It wasn't just the interests of the poor, mostly African-American, citizens of Atlanta whose interests were ignored.  The city also had a terrible track record of supporting the interests of middle-class white residents, which its support for Georgia Department of Transportation plans to turn intown neighborhoods into even more expressways so all the people who moved out of the city during desegregation could come back every day to go to work.

The Washington-Rawson neighborhood was destroyed in an early round of urban renewal, and became Atlanta-Fulton County Stadium.  With little regard for the neighborhood, Turner Field was built just south of the older stadium and has adversely impacted Summerhill, Peoplestown, and Mechanicsville.  Now Mayor Reed is promising "one of the largest developments for middle-class people that the city has ever had” will replace Turner Field.

Let's just say, for purposes of discussion, that that actually happens.  What happens to the people who've lived in the area, all these years, putting up with empty lots that fill up with cars on game day and traffic and the asphalt sea that is Turner Field and no supermarket?  Just as the city's leadership -- both elected and unelected -- have felt free to make bad decisions about other people's money, they have not shown more regard for other people's homes and lives.

We'll see if this time it's different.

Saturday, December 14, 2013

The History of Atlanta (Part 1): Other People's Money

On November 11, the Atlanta Braves announced that they were leaving Atlanta and moving to Cobb County.  Although I'm not a big basefall fan and have only been to Turner Field a couple of times, I couldn't believe our team -- our team! -- would abandon the city for the MARTA-refusing, car-dependent suburbs.  Baseball is an urban game.  It was just wrong.  And this lame excuse that they were moving to the I-75/I-285 area in part because of traffic?

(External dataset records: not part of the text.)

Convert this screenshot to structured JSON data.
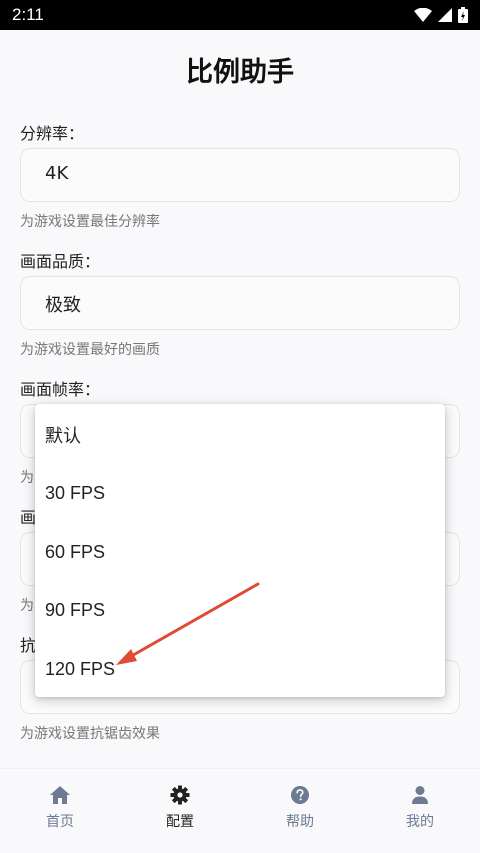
{
  "status_bar": {
    "time": "2:11",
    "icons": [
      "wifi-icon",
      "signal-icon",
      "battery-icon"
    ]
  },
  "app": {
    "title": "比例助手"
  },
  "fields": [
    {
      "label": "分辨率：",
      "value": "4K",
      "hint": "为游戏设置最佳分辨率"
    },
    {
      "label": "画面品质：",
      "value": "极致",
      "hint": "为游戏设置最好的画质"
    },
    {
      "label": "画面帧率：",
      "value": "",
      "hint": "为"
    },
    {
      "label": "画",
      "value": "",
      "hint": "为"
    },
    {
      "label": "抗",
      "value": "",
      "hint": "为游戏设置抗锯齿效果"
    }
  ],
  "dropdown": {
    "options": [
      "默认",
      "30 FPS",
      "60 FPS",
      "90 FPS",
      "120 FPS"
    ]
  },
  "annotation": {
    "color": "#e04b35"
  },
  "bottom_nav": {
    "tabs": [
      {
        "label": "首页",
        "icon": "home-icon"
      },
      {
        "label": "配置",
        "icon": "gear-icon"
      },
      {
        "label": "帮助",
        "icon": "help-icon"
      },
      {
        "label": "我的",
        "icon": "user-icon"
      }
    ],
    "active_index": 1,
    "colors": {
      "active": "#222222",
      "inactive": "#6c7a93"
    }
  }
}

I'm still angry but now I'm angry at others in addition to Liberty Media, the owner of the Cobb County Braves.  Soon after the announcement, there was a wonderful piece from Georgia State posted on line that detailed the impact of the stadiums -- not just Turner Field, but also Atlanta-Fulton County Stadium, that preceded it -- on the neighborhood.  There were several other sources referenced -- an excellent article by Rebecca Burns that appeared in Atlanta Magazine last summer, and several books.  Since then I've been reading.  One of the books, Kevin Kruse's White Flight:  Atlanta and the Making of Modern Conservatism, I've now read most of, but I have to admit that I haven't quite finished it because it's just too depressing.  The other one is Larry Keating's Atlanta:  Race, Class, and Urban Expansion, which I finished yesterday.  It was pretty depressing too.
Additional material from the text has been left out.